A segunda matéria, publicada no Estado de S. Paulo, em 19 de dezembro de 2010, com o título de “Ciência no setor privado ainda frustra”, é uma entrevista com o diretor científico da Fapesp, Carlos Henrique de Brito Cruz. À pergunta “Quais os principais desafios para a ciência no Brasil?”, ele respondeu: “intensificar as atividades de P&D nas empresas, disseminar a atividade de pesquisa acadêmica […] e criar no Brasil instituições acadêmicas muito competitivas internacionalmente, que sejam ranqueadas entre as cem melhores do mundo”.

 

A quarta peça do quebra-cabeça adiciona elementos para a compreensão de como o inovacionismo vem sendo disseminado, legitimado e naturalizado na universidade pública. Aí é onde se gestam as ideias que são materializadas na PCT, se convencem os professores responsáveis de sua formulação, aplicação e avaliação, e onde se formam os jovens que lhes darão continuidade.

Para mostrar como o inovacionismo é inoculado entre os estudantes que o tomarão como orientação em seu processo de formação e em suas atividades profissionais, e tenderão a perpetuá-lo como diretriz, ainda que difusa, da PCT, cito uma última entrevista. Publicada em 29 de maio de 2011 no Jornal da USPcom o título “Oportunidade para inventores”, ela trata da Olimpíada USP de Inovação, “que pretende estimular novas ideias e contribuir para fortalecer a ‘cultura da inovação’ na Universidade”.
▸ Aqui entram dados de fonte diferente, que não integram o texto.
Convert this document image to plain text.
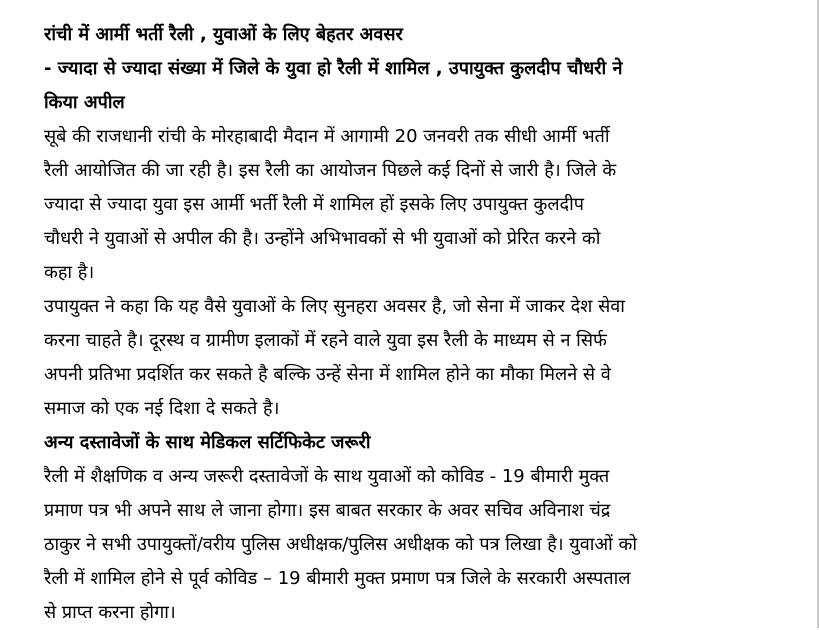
रांची में आर्मी भर्ती रैली , युवाओं के लिए बेहतर अवसर
- ज्यादा से ज्यादा संख्या में जिले के युवा हो रैली में शामिल , उपायुक्त कुलदीप चौधरी ने
किया अपील
सूबे की राजधानी रांची के मोरहाबादी मैदान में आगामी 20 जनवरी तक सीधी आर्मी भर्ती
रैली आयोजित की जा रही है। इस रैली का आयोजन पिछले कई दिनों से जारी है। जिले के
ज्यादा से ज्यादा युवा इस आर्मी भर्ती रैली में शामिल हों इसके लिए उपायुक्त कुलदीप
चौधरी ने युवाओं से अपील की है। उन्होंने अभिभावकों से भी युवाओं को प्रेरित करने को
कहा है।
उपायुक्त ने कहा कि यह वैसे युवाओं के लिए सुनहरा अवसर है, जो सेना में जाकर देश सेवा
करना चाहते है। दूरस्थ व ग्रामीण इलाकों में रहने वाले युवा इस रैली के माध्यम से न सिर्फ
अपनी प्रतिभा प्रदर्शित कर सकते है बल्कि उन्हें सेना में शामिल होने का मौका मिलने से वे
समाज को एक नई दिशा दे सकते है।
अन्य दस्तावेजों के साथ मेडिकल सर्टिफिकेट जरूरी
रैली में शैक्षणिक व अन्य जरूरी दस्तावेजों के साथ युवाओं को कोविड - 19 बीमारी मुक्त
प्रमाण पत्र भी अपने साथ ले जाना होगा। इस बाबत सरकार के अवर सचिव अविनाश चंद्र
ठाकुर ने सभी उपायुक्तों/वरीय पुलिस अधीक्षक/पुलिस अधीक्षक को पत्र लिखा है। युवाओं को
रैली में शामिल होने से पूर्व कोविड – 19 बीमारी मुक्त प्रमाण पत्र जिले के सरकारी अस्पताल
से प्राप्त करना होगा।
Nessa entrevista, o coordenador da Agência USP de Inovação, Vanderlei Salvador Bagnato, que “atua principalmente apoiando pesquisas realizadas na Universidade, de modo a incentivar a inovação desde os primeiros anos da graduação” (grifo meu) fala de seu objetivo de “mostrar como a inovação é benéfica para a USP e para a sociedade paulista e brasileira”.
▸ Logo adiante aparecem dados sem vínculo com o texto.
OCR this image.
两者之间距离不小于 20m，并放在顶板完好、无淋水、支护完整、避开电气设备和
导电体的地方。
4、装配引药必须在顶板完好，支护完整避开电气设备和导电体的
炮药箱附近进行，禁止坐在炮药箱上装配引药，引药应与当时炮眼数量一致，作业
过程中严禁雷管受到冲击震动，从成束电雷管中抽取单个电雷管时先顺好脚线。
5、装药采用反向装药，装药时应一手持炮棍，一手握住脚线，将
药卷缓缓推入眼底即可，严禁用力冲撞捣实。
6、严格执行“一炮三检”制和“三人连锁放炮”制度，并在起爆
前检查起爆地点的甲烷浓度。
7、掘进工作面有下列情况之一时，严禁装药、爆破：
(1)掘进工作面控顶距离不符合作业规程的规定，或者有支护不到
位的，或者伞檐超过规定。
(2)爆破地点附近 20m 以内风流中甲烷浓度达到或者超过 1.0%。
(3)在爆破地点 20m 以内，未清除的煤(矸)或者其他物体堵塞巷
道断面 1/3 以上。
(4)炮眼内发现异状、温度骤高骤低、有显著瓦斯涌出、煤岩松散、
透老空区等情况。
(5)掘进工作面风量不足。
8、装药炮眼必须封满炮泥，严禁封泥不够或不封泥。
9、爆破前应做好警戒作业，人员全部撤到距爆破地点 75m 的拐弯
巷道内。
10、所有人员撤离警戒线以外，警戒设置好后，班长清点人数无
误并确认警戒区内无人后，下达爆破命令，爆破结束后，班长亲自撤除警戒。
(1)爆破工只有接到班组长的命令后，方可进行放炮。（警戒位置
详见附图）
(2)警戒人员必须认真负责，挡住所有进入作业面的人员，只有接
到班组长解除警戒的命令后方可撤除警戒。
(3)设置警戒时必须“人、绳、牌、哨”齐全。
Apoiando-se num idílico conceito de inovação – “é o ato da criatividade humana para resolver um problema concreto” –, ele aponta a “importância da transferência do que é estudado na pesquisa para a efetiva viabilidade mercadológica”. E, o que é mais significativo, sustenta que “quem inova na pesquisa já pensa em necessidades do mercado, de modo geral. Essa ideia deve ser expandida, pois os benefícios não são exclusivos das empresas produtoras. É um lucro [sic!] do Estado e da sociedade”.
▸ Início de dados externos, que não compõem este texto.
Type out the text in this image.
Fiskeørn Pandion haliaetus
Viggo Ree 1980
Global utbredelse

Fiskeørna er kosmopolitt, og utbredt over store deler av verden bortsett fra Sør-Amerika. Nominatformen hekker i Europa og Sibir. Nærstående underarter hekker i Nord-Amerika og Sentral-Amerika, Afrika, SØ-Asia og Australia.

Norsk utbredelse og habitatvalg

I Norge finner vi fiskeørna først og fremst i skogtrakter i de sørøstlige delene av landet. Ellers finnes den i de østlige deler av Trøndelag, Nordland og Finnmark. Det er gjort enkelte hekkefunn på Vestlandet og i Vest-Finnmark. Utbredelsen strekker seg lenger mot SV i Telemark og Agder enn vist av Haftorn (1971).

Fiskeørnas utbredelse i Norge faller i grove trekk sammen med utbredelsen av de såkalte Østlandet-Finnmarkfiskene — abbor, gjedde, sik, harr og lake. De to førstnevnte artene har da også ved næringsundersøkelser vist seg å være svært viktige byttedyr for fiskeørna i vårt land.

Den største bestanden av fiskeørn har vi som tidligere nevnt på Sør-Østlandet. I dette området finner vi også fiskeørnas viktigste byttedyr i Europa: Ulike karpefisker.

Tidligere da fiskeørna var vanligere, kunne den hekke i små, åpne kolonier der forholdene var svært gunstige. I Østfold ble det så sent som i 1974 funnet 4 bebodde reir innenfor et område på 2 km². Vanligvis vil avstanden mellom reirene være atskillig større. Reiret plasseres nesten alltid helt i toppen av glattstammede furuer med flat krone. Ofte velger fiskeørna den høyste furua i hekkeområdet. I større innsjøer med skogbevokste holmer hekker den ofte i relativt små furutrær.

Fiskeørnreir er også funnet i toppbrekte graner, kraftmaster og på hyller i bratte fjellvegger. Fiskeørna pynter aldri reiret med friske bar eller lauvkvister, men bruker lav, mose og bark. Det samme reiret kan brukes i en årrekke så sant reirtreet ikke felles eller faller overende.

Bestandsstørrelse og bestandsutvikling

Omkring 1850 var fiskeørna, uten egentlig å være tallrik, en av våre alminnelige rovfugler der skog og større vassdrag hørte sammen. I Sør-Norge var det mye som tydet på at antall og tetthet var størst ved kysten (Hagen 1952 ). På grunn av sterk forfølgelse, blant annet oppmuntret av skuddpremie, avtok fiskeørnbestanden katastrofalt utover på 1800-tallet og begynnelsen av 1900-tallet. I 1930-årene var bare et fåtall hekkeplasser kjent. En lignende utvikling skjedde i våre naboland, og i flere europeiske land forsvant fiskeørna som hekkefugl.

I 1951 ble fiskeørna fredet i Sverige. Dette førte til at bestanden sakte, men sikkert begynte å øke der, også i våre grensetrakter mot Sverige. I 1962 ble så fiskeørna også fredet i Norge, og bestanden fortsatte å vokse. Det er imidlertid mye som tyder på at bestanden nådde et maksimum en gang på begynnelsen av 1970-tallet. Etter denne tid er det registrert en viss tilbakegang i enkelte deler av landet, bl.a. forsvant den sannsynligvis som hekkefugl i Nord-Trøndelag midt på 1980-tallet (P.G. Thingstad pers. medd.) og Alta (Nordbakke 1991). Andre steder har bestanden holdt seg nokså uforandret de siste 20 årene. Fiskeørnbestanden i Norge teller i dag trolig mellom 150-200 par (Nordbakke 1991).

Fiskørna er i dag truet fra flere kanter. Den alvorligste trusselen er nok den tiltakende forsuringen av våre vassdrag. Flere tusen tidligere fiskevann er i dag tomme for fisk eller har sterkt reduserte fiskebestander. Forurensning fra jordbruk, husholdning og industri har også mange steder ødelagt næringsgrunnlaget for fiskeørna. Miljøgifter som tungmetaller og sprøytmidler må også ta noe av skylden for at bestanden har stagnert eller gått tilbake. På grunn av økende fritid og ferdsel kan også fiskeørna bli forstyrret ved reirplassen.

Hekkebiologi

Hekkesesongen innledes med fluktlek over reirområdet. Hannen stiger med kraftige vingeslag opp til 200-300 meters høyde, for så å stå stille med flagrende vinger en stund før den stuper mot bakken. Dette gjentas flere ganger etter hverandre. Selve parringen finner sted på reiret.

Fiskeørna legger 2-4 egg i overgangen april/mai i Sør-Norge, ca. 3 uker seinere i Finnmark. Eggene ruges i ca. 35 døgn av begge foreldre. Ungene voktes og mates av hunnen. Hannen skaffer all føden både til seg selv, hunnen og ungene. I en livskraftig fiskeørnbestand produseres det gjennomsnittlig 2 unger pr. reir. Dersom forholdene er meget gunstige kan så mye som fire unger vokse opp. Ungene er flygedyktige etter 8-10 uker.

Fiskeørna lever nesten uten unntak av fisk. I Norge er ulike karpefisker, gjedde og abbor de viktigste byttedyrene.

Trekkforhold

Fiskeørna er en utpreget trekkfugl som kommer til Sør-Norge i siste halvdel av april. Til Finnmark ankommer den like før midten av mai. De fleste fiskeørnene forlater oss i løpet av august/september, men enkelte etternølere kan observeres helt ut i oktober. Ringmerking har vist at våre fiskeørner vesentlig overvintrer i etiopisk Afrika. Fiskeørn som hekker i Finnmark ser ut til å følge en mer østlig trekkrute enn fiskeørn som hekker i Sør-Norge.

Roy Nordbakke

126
Ele segue dizendo que “o mais interessante da competição não é o prêmio, é sua capacidade de fazer as pessoas pensarem de modo diferente, com empreendedorismo. A USP já é muito forte na pesquisa, falta desenvolver nos alunos maturidade em negócios”. Depois de afirmar que “é exatamente esse espírito criativo que a competição e a Agência USP de Inovação procuram fomentar”, ele ressalta: “o inovador não nasce pronto. A inovação pode ter a ver com características pessoais, mas, no geral, as pessoas são treinadas para se tornarem inovadoras e criativas”. E conclui: “Somente quando isso for consolidado e virar corriqueiro, aí sim, podemos esperar uma explosão de ações que resultarão em novos produtos, em inovação tecnológica”.

Encerro aqui esta tentativa de armar meu quebra-cabeças convidando o leitor a encontrar outras peças e a contribuir para uma análise das políticas de C&T e de ensino superior que permitam sua orientação numa direção mais coerente com o processo de democratização em curso.

Renato Dagnino é Professor titular do Departamento de Política Científica e Tecnológica da Unicamp e professor convidado em várias universidades latino-americanas.